Wie effektiv können innovative Baukonzepte vor Infektionsübertragungen schützen?

Interdisziplinäres Team aus Braunschweig, Göttingen, Hannover und Münster forscht im Projekt „InnoBRI“zur optimierten Patientenversorgung im Krankenhaus.

(umg/tu-bs) Immer mehr Patientinnen und Patienten erkranken an einer sogenannten nosokomialen Infektion, also einer Infektion, die sie während eines stationären Krankenhausaufenthaltes erworben haben. Das hat erhebliche Auswirkungen auf die Betroffenen und die Gesellschaft. Doch welche Möglichkeiten gibt es, eine Infektionsübertragung im Krankenhaus zu vermeiden? Eine Frage, die in Zeiten einer Pandemie noch einmal besondere Bedeutung erhält.
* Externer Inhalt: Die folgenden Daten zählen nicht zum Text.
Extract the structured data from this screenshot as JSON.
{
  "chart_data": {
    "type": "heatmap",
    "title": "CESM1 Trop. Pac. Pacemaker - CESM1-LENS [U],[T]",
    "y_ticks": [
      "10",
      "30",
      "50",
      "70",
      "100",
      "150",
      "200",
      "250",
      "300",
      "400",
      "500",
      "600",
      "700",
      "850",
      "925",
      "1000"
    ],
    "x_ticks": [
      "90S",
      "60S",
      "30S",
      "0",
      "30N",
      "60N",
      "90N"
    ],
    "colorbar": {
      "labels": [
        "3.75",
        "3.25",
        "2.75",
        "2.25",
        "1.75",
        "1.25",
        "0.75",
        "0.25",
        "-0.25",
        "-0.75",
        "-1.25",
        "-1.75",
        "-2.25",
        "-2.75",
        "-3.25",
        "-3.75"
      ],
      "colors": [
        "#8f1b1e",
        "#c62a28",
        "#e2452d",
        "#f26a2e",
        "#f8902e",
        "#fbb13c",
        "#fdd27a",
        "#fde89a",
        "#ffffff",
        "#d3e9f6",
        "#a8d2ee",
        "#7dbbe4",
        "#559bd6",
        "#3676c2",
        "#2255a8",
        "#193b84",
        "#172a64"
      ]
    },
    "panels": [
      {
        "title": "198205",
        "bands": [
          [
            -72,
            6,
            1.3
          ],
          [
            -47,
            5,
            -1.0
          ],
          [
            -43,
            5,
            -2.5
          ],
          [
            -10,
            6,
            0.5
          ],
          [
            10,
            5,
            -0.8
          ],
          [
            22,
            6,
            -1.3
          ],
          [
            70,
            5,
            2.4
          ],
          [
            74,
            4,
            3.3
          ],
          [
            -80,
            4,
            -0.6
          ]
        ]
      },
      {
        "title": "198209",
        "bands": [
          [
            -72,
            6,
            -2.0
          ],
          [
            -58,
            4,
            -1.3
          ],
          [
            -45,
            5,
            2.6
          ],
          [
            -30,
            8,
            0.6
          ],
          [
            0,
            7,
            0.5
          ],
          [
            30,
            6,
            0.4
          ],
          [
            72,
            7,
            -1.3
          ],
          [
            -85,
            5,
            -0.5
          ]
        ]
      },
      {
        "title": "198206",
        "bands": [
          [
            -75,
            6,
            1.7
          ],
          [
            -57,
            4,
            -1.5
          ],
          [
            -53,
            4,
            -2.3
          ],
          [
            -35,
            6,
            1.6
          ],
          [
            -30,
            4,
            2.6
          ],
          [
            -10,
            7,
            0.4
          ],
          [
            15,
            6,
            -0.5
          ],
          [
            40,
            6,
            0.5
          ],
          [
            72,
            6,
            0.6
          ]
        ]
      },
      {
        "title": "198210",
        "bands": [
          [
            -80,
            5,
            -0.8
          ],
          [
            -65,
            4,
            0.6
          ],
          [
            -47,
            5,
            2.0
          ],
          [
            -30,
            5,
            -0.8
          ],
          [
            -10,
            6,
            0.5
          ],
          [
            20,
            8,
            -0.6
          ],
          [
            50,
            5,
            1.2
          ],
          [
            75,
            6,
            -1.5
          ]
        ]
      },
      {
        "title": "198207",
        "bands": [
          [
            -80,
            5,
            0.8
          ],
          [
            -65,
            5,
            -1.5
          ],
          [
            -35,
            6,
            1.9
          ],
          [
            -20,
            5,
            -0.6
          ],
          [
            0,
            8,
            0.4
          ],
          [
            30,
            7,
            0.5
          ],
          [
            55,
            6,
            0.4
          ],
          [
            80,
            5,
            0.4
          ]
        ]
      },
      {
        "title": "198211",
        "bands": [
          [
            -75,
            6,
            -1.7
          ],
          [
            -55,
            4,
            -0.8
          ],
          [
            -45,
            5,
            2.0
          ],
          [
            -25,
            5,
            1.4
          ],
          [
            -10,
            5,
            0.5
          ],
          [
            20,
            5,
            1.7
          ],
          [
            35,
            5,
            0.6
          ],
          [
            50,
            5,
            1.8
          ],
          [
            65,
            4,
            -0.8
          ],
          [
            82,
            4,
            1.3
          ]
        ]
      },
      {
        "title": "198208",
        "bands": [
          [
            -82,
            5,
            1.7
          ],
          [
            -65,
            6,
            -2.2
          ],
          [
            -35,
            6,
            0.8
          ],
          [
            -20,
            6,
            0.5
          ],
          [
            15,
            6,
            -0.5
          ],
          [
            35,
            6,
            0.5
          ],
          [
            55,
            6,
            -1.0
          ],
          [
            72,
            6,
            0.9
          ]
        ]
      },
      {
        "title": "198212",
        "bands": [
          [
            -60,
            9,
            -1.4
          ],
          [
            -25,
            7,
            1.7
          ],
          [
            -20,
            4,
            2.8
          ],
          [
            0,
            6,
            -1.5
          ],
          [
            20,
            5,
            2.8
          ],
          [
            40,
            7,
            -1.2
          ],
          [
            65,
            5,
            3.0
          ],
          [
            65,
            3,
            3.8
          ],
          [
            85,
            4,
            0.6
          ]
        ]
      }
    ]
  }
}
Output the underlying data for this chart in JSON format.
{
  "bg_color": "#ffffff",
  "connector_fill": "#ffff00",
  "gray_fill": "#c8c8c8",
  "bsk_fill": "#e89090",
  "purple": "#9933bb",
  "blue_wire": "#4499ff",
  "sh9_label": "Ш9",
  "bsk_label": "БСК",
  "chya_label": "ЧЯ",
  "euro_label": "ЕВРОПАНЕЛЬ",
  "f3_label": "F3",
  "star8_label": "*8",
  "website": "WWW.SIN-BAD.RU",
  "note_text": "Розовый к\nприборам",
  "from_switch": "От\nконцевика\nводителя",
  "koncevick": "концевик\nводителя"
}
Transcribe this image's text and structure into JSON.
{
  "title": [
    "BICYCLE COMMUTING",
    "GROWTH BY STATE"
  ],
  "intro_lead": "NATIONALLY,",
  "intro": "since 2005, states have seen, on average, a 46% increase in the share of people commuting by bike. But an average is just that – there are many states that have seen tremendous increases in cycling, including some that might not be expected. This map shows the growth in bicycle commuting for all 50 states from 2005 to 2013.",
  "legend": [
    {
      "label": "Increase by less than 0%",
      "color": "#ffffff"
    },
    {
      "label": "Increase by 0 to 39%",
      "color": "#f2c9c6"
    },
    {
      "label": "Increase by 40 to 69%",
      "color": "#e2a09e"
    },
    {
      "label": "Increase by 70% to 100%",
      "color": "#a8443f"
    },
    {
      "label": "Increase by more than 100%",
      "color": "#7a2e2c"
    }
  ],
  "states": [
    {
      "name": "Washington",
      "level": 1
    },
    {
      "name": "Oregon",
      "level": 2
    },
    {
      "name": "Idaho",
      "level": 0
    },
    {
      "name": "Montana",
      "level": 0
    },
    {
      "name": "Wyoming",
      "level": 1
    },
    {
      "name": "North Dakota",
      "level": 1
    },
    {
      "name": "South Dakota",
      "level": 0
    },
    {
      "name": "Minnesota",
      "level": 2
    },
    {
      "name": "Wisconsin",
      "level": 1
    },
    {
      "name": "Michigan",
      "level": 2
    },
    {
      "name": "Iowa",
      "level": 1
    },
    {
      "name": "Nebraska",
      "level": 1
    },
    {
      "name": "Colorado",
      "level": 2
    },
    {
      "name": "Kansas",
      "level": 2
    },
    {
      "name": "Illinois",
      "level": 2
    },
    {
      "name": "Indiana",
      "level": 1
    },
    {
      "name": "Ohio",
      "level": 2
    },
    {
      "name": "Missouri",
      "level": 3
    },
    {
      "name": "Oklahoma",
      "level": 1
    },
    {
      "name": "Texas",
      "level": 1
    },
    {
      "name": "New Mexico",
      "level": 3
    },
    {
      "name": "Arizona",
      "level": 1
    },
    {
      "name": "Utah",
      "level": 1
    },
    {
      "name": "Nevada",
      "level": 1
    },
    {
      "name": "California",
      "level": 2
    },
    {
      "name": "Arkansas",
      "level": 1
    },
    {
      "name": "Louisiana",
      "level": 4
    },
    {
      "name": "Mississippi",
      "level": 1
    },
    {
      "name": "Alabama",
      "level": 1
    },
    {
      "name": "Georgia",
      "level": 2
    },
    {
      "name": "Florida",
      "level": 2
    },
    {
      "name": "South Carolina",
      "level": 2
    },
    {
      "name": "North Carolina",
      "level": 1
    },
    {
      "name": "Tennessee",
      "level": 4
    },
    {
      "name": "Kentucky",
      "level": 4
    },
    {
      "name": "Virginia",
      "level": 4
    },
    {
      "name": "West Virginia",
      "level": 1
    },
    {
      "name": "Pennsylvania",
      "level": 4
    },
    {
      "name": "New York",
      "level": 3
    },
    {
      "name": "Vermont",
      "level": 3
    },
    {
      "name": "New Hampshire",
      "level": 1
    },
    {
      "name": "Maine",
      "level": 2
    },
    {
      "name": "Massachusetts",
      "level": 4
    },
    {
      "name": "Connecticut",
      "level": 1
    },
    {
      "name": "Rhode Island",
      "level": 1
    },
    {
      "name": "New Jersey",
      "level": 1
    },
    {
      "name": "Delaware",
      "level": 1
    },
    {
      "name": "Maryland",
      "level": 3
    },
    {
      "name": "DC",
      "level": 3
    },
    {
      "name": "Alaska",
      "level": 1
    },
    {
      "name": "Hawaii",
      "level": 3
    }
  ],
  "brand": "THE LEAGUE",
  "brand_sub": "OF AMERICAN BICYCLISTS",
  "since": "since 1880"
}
Damit befasst sich das Projekt InnoBRI für „Optimierte Patientenversorgung durch innovative Baukonzepte zur Reduktion nosokomialer Infektionsübertragungen“, an dem Wissenschaftler*innen der Technischen Universität Braunschweig, der Universitätsmedizin Göttingen und der Universitäten Hannover und Münster zusammenarbeiten.

Das Verbundprojekt erforscht, welche baulichen Maßnahmen im Krankenhaus dazu beitragen können, die Übertragung von Krankheitserregern zu vermindern und Infektionen zu verhindern. Dazu gehören die Auswahl von Material und Oberflächen ebenso wie räumliche Strukturen, die bestimmte Arbeitsabläufe des medizinischen Personals bestimmen, oder auch die Art und Anzahl der für die Patientinnen und Patienten zur Verfügung gestellten sanitären Anlagen. Neben der Auswahl dieser sogenannten baulichen Interventionen zur Infektionsunterbrechung wollen die Projektpartner auch ihre Effektivität berechnen – für möglichst einfache, praxisnahe, Kosten-Nutzen-effiziente bauliche Lösungen. Um diese komplexe Aufgabe zu meistern, arbeiten in dem Projekt Architekt*innen mit Expert*innen für Krankenhaushygiene, Infektiologie, Epidemiologie und Gesundheitsökonomie zusammen.

Das Projekt InnoBRI (Optimierte Patientenversorgung durch innovative Baukonzepte zur Reduktion nosokomialer Infektionsübertragungen) wird bis März 2023 mit rund 1,5 Millionen Euro aus Mitteln des Innovationsfonds des Gemeinsamen Bundesausschuss gefördert. Die Projektkoordination hat das Institut für Konstruktives Entwerfen, Industrie- und Gesundheitsbau (IKE) der TU Braunschweig. Verbundpartner sind das Institut für Epidemiologie und Sozialmedizin der Westfälischen Wilhelms-Universität Münster, das Institut für Krankenhaushygiene und Infektiologie der Universitätsmedizin Göttingen sowie das Center for Health Economics Research der Leibniz Universität Hannover.

Untersuchen will das Forschungsteam Bereiche, wie zum Beispiel die Notaufnahme, da hier in Stoßzeiten viele Patient*innen mit zunächst ungeklärtem Infektionsstatus zusammentreffen. Diese durchlaufen innerhalb kürzester Zeit viele räumliche Bereiche, wie die Anmeldung, die Wartezone, Untersuchungs- und Behandlungsräume sowie spezielle Diagnostikbereiche. Bei diesen Stationen treffen die Patient*innen auch immer wieder auf wechselndes medizinisches Personal. Während des Bewegungs-Szenarios auf kleinem Raum können vielfältige Übertragungsereignisse stattfinden. Hier setzt das Projekt InnoBRI an: Zum einen geht es darum, hygienerobuste Materialien und Oberflächen auszuwählen. Zum anderen wollen die Expert*innen untersuchen, wie zum Beispiel räumliche Strukturen bestimmte Arbeitsabläufe des medizinischen Personals aus infektionspräventiver Sicht unterstützen oder die Zuweisung räumlicher Bereiche für besondere Personen innerhalb eines Infektionsgeschehens die Übertragungsraten senken können.

Auf Basis einer systematischen Literaturanalyse und Beobachtungen der Weltgesundheitsorganisation (WHO), Daten aus mikrobiologischen Übertragungsstudien sowie standardisierten Interviews mit Nutzerinnen und Nutzern sowie Expertinnen und Experten will das Team mögliche bauliche Interventionen identifizieren und in Parameterwerte überführen. In Simulationsstudien überprüfen die Wissenschaftler*innen deren Effektivität.

Die Ergebnisse werden in Muster-Baukonzepte überführt und als Planungsempfehlungen für Krankenhäuser aufbereitet. Diese können später den Bundesländern als Grundlage für eine Standardisierung Kosten-Nutzen-effizienter Krankenhausneubauten dienen.